The shift from “traditional” to digital marketing was, at first, a ground-breaking one. The goal was to revolutionise the delivery of ads in innovative and increasingly effective ways. However, over the last 20 years or so, digital marketing has strayed far from the initial promise, falling under scrutiny from regulators, CEOs and consumers alike. Instead of reinventing the industry, the shift to digital has overwhelmed consumers with intrusive and irrelevant ads, prompting the question: what went wrong?
I gathered some of the most influential minds in digital marketing to address this very question. In an underground venue in Shoreditch, the panel featured the “Ad Contrarian” Bob Hoffman, Rory Sutherland of Ogilvy, sceptical futurist Theo Priestley, and other notable leaders in the marketing sphere.
We came together to discuss the current challenges faced by the industry and explore how digital marketers can collaborate to address them.
After a lively debate, a clear consensus emerged: digital marketing has veered off course, particularly concerning ethics and effectiveness.
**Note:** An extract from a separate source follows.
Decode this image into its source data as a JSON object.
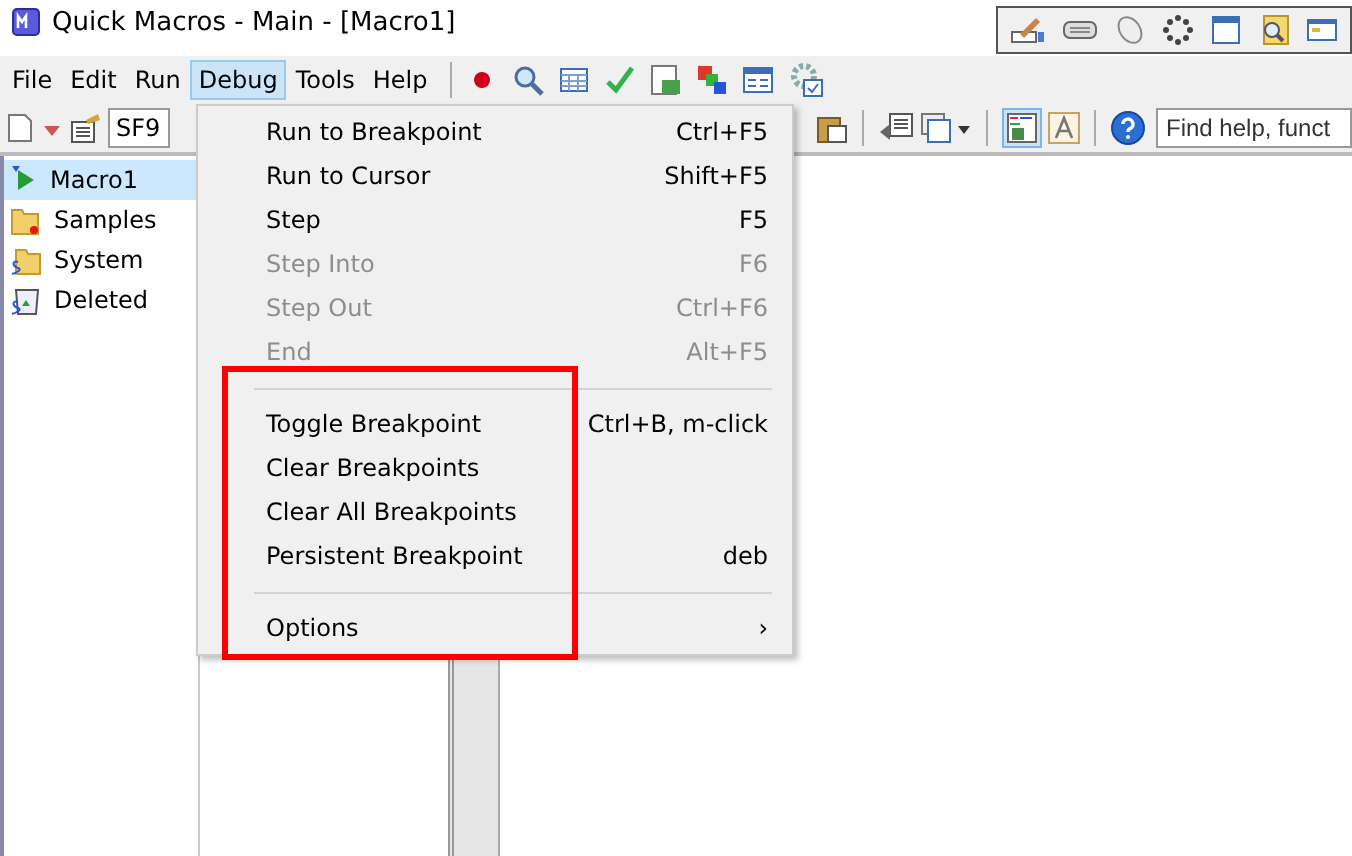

We condensed the group’s thoughts into a bold new manifesto for the marketing world.
Endorsed by some of the industry’s most prominent figures, this new manifesto sets out a list of core principles for getting digital marketing back on track:
Avoid Data Gluttony
Marketers have become increasingly notorious for their insatiable appetite for data, a trend that has no doubt been exacerbated by the shift to a digital economy. While data is vital for providing marketers with insights on their target audiences, the industry has become overly fixated on data collection, often at the expense of strategy.
Instead of amassing every shred of data available, marketers should focus on devising thoughtful strategies and only using data that is directly relevant to customers’ purchasing intentions.
Ditch the Stereotypes
Making generalisations about your audience is among the worst mistakes a digital marketer can make. This is why relying on demographic information, such as gender, race, age, or other factors, is largely unproductive.
Marketers should concentrate on audience behaviours, specifically their interests as demonstrated through purchasing patterns. Targeting based on purchase behaviour will play a crucial role in advertising strategies moving forward. It’s a far more constructive alternative to outdated demographic assumptions.
Abandon Useless Metrics
Digital technologies were expected to make campaign results more transparent. In reality, businesses are swamped with worthless metrics that fail to offer insight on crucial information like the bottom line.
Research reveals that 55% of CEOs regard most digital marketing metrics as “meaningless” – think impressions, likes and retweets, for example. For digital marketers to be taken seriously, they must present clear, tangible objectives that translate directly to the bottom line.
Prioritise Quality Over Quantity
The prevalence of cookie-cutter ads online starkly contrasts with the creative spirit of traditional advertising, where marketers would strive to develop the most captivating campaigns.
As Rory Sutherland put it, “there is brilliant, brilliant, work done in creative digital marketing, of the Cannes-winning, big-programme, platform-pay kind — but the day-to-day stuff I see hasn’t seen a copywriter.”
Digital ads must be infused with the same creativity and storytelling found in award-winning campaigns. Producing lacklustre ads and expecting click-through and conversion rates to improve is pure delusion.
I highlighted this issue in my talk, pointing to the 35% of search ads that never reach their intended audience, and the 26% shown to individuals with no interest in buying. This equates to a staggering $60 billion in squandered ad spending.
Therefore, the focus should be on running fewer ads with exceptional creativity and precise targeting. That’s how you maximise return on investment.
Don’t be Intrusive
Bob Hoffman referenced a study indicating that ad tech companies hold 72 million data points on the average child before they turn 13. This emphasises the extent to which advertisers treat consumers as mere data sources — and it’s got to stop.
Today’s consumers are increasingly aware that they are being monitored and exploited for their personal information. With emerging technologies on the horizon, there’s a justified fear that the situation concerning privacy could get worse before it gets better.
Ultimately, instead of finding increasingly invasive methods, marketers should embrace anonymised data and prioritise user consent.
Fixing the Industry, Together
Although digital marketing is currently flawed, it hasn’t yet reached the point of no return. By acknowledging and addressing the issues outlined in our manifesto, and committing to more ethical and effective strategies, digital marketers can work together to reform the industry and begin to regain public trust.
Digital marketing has immense potential, value, and the ability to deliver outstanding consumer experiences. Let’s start reshaping it, beginning now.